There are various myths around the origins of Valentine’s Day. This version reports that circa AD 280 Emperor Claudius II banned his young soldiers from getting married claiming it was too distracting. Saint Valentine (a priest at the time) rebelled and set about arranging secret liaisons for lovers. When Claudius found out he sentenced him to death by execution on February 14th hence the day being named in his honour.

It’s also been linked to the Christian church as a way of controlling the masses and taking attention from the ancient Pagan festival Lupercalia, which takes place between February 13-15th as a celebration of health and fertility.

Hallmark sold the first Valentine’s Day card in 1913, which kicked off an annual tradition that we still celebrate today. We send around 145 million Valentine’s Day cards according to The Greeting Card Association. So, it’s big business for retailers…

Yes it’s over commercialised in the west, but at least we have a choice as to whether to celebrate it or not. Valentine’s Day is banned in Saudi Arabia, Malaysia and Pakistan, which surely only makes it more elicit and sexually charged? I’d love to know what women in those countries do to celebrate it for themselves.

I asked some friends and colleagues for their opinion, which led to some fascinating and very funny conversations…

Happy Valentine’s Day.

Valentine’s Day. Pink flowers. Red hearts. Lots of cards… For me, to be honest, Valentine’s Day reeks of marketing, expectation and clichés for the most part.

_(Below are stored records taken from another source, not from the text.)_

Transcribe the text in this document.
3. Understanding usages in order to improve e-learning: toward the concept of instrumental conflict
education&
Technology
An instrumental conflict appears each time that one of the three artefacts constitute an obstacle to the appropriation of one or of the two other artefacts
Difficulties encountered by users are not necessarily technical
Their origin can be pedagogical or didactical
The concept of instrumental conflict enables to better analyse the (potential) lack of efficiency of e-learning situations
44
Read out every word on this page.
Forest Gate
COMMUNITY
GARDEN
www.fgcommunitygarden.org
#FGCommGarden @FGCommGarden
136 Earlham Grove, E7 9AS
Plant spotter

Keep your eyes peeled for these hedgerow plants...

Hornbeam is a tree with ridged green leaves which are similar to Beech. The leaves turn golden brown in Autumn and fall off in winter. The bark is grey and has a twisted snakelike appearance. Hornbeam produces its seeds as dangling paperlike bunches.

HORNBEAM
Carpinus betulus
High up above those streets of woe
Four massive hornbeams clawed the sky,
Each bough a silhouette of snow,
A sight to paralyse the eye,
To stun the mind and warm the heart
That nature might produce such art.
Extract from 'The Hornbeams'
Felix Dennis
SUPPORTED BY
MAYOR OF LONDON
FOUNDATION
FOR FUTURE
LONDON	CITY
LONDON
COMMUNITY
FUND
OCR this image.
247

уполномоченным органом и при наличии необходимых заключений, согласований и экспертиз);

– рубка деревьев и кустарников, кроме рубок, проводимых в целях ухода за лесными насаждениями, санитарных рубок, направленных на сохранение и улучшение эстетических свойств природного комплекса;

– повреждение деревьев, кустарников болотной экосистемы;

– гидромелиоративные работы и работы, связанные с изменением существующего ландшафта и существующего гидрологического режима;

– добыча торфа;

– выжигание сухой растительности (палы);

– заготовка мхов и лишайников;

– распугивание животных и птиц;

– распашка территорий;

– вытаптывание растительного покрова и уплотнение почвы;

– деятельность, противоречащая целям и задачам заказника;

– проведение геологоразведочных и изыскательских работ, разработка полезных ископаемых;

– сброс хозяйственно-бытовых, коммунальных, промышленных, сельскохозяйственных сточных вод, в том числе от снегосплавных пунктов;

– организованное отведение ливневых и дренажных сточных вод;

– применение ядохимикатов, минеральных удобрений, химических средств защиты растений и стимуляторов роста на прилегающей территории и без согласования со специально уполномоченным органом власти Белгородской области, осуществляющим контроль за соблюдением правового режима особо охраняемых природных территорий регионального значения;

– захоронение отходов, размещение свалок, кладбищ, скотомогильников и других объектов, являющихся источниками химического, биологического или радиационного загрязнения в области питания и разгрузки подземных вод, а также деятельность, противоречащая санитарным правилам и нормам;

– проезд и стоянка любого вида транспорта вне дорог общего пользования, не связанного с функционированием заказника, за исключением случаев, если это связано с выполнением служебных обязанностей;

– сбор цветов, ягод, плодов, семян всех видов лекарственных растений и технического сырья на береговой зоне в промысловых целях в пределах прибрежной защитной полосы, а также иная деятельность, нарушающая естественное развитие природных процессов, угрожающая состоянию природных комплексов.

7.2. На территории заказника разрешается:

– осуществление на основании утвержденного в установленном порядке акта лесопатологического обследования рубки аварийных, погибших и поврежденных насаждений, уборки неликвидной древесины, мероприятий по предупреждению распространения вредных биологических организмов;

It is, however, an opportunity to celebrate love as a universal concept. So every year, I buy myself flowers, write down everything about me that I think rocks, write a gratitude list about everyone I have in my life who is totally amazing and use it as an opportunity to feel centred and secure. If there is a man in my life at the time, then it’s a great opportunity for an early night and some fun too!
Danni Lu CarrCreativity Specialist and Practitioner

If there’s one benefit to the 14th of February becoming commercial, it’s that couples who don’t buy into the roses-and-champagne thing can be a bit more up-front about what they like instead. Maybe it’s walks in the park, exchanging hand-knitted jumpers, or exchanging awesome sex toys that you can use all year round. Either way, the fact that Valentine’s Day is met with as many eye-rolls as swoons helps to show us all that there’s no one true formula for love.”
Adam Lewis, CEO, Hot Octopuss.

I’m an old school romantic so I like Valentine’s Day as it makes you think about the love and romance side of your relationship. I personally don’t do the sitting in a restaurant with loads of other couples on Valentine’s night thing as that’s just awkward and leads to arguments left, right and centre.

It is very commercial but if you don’t lose sight of the meaning of the day, keep it simple and have the correct intentions then there’s a good meaning to it. As with Christmas and Easter, it’s too easy to get lost in the hype and commercialism. I like simple and basic, actions speak louder than words and some massive heart shaped balloon, so my hubbie cooking me dinner and a funny card is enough to get me naked! 

One of the best ones in my early 20s was a guy who sent a taxi to pick me up which then stopped in the middle of Waterloo Bridge. The guy was standing there with a bottle of champagne and we just stood having a drink looking at the river views which he knew I loved. A bad one was when an idiot city boy I was seeing sent me a massive bunch of flowers which I knew his PA had sent so when I asked him what flowers he sent, and he replied “how the fuck should I know, Magda sent them.” I sent them back to him telling him romance was not dealing with his PA. 

He asked me “What’s your favourite position?”
I said “CEO’”.

Killing Kittens is always manic on Valentine’s Day so my husband knows that quiet romance won’t happen then. He always surprises me with a random date night a few days’ later or a weekend away… That’ll do.
Emma Sayle, CEO, Killing Kittens. 

I think Valentine’s Day in itself is far too hyped up and another money making day… Hark at me… the one who has just made special Valentine’s intimates. My most popular garment by far was the crotchless variety…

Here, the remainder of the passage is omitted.